1st Department of Pathology and Experimental Cancer Research, Faculty of Medicine, Semmelweis University, Üllői út 26, 1085, Budapest, Hungary.
Virchows Arch. 2014 Feb;464(2):229-39. doi: 10.1007/s00428-013-1519-9. Epub 2013 Dec 4.
Primary bone lymphoma (PBL) comprises 5 % of all extranodal non-Hodgkin's lymphomas (NHLs). Diffuse large B-cell lymphoma (DLBCL) accounts for the majority of cases, which is the most heterogeneous group of lymphomas. Previous studies suggested that besides the tumor cell phenotype, phosphatidylinositol 3-kinase/acutely transforming retrovirus/mammalian target of rapamycin (PI3K/AKT/mTOR) pathway activity and the composition of the immune-microenvironment of DLBCL influence the clinical behavior of the disease. The aim of our study was to determine the relationship between clinical factors, tumor cell phenotype, microenvironment, PI3K/AKT/mTOR pathway activity, and disease outcome in primary bone diffuse large B-cell lymphoma (PB-DLBCL). We constructed tissue-microarrays from 41 cases of PB-DLBCL. To characterize tumor cell phenotype, T-cell subsets, macrophages, and PI3K/AKT/mTOR pathway activity immunohistochemical stainings were evaluated. Kaplan-Meier survival analysis provided evidence that age (≤65), CD3 and CD8+ T cell infiltrations >5 %, low BCL2 expression of the tumor cells (≤30 %), and low proliferation index (Ki67 ≤ 57 %) were associated with favorable outcome of PB-DLBCL patients. Multivariate analysis revealed that CD8+ T cell infiltration >5 % and low BCL2 expression (≤30 %) were independent predictors of survival. Increased macrophage infiltration (>10 %) showed tendency toward an adverse prognostic effect. International prognostic index, tumor cell phenotype (GCB or ABC), MYC protein expression, and activation of PI3K/AKT/mTOR pathway had no significant impact on survival. However, mTOR activity showed a significant correlation with activated B-cell phenotype. We conclude that CD8 and BCL2 expressions are potential prognostic markers for PB-DLBCL patients and the PI3K/AKT/mTOR pathway appears to be an additional therapeutic target in PB-DLBCL with activated-B-cell phenotype.

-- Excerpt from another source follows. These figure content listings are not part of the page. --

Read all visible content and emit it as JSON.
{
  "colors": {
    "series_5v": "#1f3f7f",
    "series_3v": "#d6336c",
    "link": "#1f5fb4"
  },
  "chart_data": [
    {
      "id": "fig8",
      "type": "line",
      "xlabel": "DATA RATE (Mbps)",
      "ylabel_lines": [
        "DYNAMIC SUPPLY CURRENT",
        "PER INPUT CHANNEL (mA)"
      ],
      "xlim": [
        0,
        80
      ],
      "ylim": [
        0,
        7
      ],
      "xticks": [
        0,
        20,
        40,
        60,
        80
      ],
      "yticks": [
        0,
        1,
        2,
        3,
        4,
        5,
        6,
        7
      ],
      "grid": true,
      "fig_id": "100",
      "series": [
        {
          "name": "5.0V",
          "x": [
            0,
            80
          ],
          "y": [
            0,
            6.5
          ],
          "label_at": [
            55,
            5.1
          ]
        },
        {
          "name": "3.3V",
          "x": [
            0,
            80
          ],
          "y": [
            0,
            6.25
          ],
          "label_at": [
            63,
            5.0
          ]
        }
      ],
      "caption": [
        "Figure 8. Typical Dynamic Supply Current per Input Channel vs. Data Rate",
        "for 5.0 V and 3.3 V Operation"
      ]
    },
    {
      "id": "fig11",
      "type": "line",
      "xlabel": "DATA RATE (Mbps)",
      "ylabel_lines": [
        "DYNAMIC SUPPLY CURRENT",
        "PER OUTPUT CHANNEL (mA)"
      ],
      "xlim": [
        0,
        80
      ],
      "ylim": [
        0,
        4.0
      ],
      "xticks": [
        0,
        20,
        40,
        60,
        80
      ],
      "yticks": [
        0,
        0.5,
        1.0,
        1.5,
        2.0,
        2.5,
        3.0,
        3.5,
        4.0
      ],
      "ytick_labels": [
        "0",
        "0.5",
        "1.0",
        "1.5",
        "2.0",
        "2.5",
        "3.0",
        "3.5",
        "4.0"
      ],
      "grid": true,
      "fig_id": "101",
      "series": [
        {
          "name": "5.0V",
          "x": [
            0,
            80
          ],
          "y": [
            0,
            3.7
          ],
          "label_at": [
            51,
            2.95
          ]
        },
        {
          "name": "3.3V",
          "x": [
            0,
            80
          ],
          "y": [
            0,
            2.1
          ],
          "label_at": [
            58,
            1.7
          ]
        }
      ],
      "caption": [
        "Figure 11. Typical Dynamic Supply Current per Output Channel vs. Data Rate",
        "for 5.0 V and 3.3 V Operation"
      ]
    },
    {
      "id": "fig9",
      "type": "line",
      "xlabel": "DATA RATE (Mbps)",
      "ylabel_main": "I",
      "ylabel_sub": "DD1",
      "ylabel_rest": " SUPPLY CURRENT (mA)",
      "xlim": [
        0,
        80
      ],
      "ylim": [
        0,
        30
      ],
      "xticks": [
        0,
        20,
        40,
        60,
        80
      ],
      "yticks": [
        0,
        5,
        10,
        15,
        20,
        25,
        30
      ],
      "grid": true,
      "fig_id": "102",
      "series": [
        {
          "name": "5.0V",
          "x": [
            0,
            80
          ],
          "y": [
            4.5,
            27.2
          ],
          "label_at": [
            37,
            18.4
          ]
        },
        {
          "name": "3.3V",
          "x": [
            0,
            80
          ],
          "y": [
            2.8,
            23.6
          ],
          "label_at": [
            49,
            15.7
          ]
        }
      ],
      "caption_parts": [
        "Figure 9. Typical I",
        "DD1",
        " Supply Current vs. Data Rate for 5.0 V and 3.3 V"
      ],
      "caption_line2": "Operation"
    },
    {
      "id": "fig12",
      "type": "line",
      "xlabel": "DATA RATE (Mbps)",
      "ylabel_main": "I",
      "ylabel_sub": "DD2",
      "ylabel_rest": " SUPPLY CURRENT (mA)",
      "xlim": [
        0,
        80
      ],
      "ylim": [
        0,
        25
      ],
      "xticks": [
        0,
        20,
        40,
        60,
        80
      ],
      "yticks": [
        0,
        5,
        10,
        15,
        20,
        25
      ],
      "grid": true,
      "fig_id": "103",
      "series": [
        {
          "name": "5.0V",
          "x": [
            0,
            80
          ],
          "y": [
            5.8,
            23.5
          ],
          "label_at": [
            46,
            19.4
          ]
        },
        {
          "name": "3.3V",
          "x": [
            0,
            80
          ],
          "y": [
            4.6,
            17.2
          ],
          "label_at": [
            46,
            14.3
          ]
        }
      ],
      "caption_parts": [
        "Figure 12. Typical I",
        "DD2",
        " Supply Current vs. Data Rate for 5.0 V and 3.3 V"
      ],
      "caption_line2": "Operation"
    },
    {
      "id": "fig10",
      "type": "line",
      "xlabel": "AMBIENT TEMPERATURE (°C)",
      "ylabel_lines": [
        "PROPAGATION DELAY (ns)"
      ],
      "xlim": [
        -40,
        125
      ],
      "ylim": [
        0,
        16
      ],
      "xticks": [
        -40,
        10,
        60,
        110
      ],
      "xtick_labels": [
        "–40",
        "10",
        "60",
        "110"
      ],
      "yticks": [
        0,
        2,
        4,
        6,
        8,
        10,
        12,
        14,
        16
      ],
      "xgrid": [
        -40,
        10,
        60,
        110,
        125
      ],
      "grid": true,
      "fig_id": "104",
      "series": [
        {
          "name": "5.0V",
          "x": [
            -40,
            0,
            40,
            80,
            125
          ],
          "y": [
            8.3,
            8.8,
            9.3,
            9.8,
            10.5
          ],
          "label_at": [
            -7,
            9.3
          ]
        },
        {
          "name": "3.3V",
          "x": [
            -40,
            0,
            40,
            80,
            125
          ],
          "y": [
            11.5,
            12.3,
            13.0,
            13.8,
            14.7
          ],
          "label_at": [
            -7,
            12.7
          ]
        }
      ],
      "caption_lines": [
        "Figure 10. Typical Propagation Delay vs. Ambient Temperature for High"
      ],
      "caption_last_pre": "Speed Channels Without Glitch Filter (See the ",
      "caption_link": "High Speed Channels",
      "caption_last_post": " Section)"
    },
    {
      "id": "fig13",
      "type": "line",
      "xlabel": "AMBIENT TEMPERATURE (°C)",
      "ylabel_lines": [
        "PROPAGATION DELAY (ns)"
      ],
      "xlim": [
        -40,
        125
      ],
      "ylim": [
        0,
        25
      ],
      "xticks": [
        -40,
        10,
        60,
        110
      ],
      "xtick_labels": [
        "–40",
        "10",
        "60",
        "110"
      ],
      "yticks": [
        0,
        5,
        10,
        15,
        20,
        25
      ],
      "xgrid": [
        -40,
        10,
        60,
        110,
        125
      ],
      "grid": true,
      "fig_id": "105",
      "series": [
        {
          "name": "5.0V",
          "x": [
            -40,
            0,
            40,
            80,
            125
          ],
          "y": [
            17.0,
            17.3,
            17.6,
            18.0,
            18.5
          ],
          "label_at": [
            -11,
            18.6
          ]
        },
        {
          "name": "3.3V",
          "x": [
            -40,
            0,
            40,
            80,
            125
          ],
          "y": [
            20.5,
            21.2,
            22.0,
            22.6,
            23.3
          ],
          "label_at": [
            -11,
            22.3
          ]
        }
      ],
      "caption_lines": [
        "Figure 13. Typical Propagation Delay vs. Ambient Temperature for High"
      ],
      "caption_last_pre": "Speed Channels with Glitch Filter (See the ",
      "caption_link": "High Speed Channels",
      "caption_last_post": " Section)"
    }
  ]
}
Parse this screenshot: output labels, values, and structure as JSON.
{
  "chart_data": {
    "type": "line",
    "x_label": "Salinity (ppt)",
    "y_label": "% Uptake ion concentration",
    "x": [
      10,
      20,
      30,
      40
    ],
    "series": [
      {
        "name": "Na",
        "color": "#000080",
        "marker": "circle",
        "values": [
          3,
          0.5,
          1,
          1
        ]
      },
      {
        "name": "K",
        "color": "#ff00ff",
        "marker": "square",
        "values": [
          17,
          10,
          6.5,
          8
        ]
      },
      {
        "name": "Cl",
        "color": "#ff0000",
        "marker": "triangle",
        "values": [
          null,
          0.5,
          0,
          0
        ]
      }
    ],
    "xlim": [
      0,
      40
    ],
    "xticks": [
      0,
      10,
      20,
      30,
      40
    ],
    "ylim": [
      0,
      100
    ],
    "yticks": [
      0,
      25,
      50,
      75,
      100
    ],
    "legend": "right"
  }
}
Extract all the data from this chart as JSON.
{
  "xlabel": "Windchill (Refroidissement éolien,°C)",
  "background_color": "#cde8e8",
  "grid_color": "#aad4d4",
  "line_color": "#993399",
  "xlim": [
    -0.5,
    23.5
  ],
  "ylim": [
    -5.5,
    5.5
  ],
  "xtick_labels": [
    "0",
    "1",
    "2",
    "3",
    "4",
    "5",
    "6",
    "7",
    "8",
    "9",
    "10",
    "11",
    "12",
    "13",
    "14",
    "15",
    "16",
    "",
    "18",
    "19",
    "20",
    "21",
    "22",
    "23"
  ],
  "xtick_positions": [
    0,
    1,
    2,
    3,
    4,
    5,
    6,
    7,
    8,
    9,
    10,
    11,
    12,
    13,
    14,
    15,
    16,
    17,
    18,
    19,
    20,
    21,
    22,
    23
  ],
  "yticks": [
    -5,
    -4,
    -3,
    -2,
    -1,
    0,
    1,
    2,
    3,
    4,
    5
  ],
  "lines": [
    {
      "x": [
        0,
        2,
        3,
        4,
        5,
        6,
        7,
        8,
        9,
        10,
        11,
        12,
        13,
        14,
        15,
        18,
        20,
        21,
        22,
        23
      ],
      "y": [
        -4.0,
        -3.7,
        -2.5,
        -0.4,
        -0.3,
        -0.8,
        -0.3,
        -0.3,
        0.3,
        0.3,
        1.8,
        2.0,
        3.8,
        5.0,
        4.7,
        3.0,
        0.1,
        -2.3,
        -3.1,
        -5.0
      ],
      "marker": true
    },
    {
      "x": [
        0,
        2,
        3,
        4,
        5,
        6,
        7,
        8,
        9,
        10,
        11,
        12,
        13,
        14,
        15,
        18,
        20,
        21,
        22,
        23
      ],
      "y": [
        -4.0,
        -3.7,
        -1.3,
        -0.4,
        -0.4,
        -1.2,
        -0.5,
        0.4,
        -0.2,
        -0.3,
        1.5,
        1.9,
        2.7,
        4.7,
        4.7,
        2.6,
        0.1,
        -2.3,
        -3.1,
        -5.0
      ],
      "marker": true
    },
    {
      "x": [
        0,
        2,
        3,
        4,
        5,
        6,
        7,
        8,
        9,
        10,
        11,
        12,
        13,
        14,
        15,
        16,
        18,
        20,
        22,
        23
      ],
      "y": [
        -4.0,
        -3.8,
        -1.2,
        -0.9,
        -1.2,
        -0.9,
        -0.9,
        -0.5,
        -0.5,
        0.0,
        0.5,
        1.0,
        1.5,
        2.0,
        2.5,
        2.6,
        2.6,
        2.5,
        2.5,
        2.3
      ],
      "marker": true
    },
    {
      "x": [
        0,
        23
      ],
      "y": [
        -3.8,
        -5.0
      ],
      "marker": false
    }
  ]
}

原发性骨淋巴瘤(PBL)占所有结外非霍奇金淋巴瘤(NHL)的 5%。弥漫性大 B 细胞淋巴瘤(DLBCL)占大多数病例,是淋巴瘤中最具异质性的一组。先前的研究表明,除了肿瘤细胞表型外,磷脂酰肌醇 3-激酶/急性转化逆转录病毒/哺乳动物雷帕霉素靶蛋白(PI3K/AKT/mTOR)通路活性和 DLBCL 的免疫微环境组成影响疾病的临床行为。我们的研究旨在确定原发性骨弥漫性大 B 细胞淋巴瘤(PB-DLBCL)中的临床因素、肿瘤细胞表型、微环境、PI3K/AKT/mTOR 通路活性与疾病结局之间的关系。我们从 41 例 PB-DLBCL 病例中构建了组织微阵列。为了描述肿瘤细胞表型,评估了 T 细胞亚群、巨噬细胞和 PI3K/AKT/mTOR 通路活性的免疫组织化学染色。Kaplan-Meier 生存分析表明,年龄(≤65 岁)、肿瘤细胞 CD3 和 CD8+T 细胞浸润>5%、低 BCL2 表达(≤30%)和低增殖指数(Ki67≤57%)与 PB-DLBCL 患者的良好预后相关。多变量分析显示,CD8+T 细胞浸润>5%和低 BCL2 表达(≤30%)是生存的独立预测因素。巨噬细胞浸润增加(>10%)显示出不良预后的趋势。国际预后指数、肿瘤细胞表型(GCB 或 ABC)、MYC 蛋白表达和 PI3K/AKT/mTOR 通路的激活对生存没有显著影响。然而,mTOR 活性与活化 B 细胞表型显著相关。我们得出结论,CD8 和 BCL2 表达是 PB-DLBCL 患者的潜在预后标志物,PI3K/AKT/mTOR 通路似乎是具有活化 B 细胞表型的 PB-DLBCL 的另一个治疗靶点。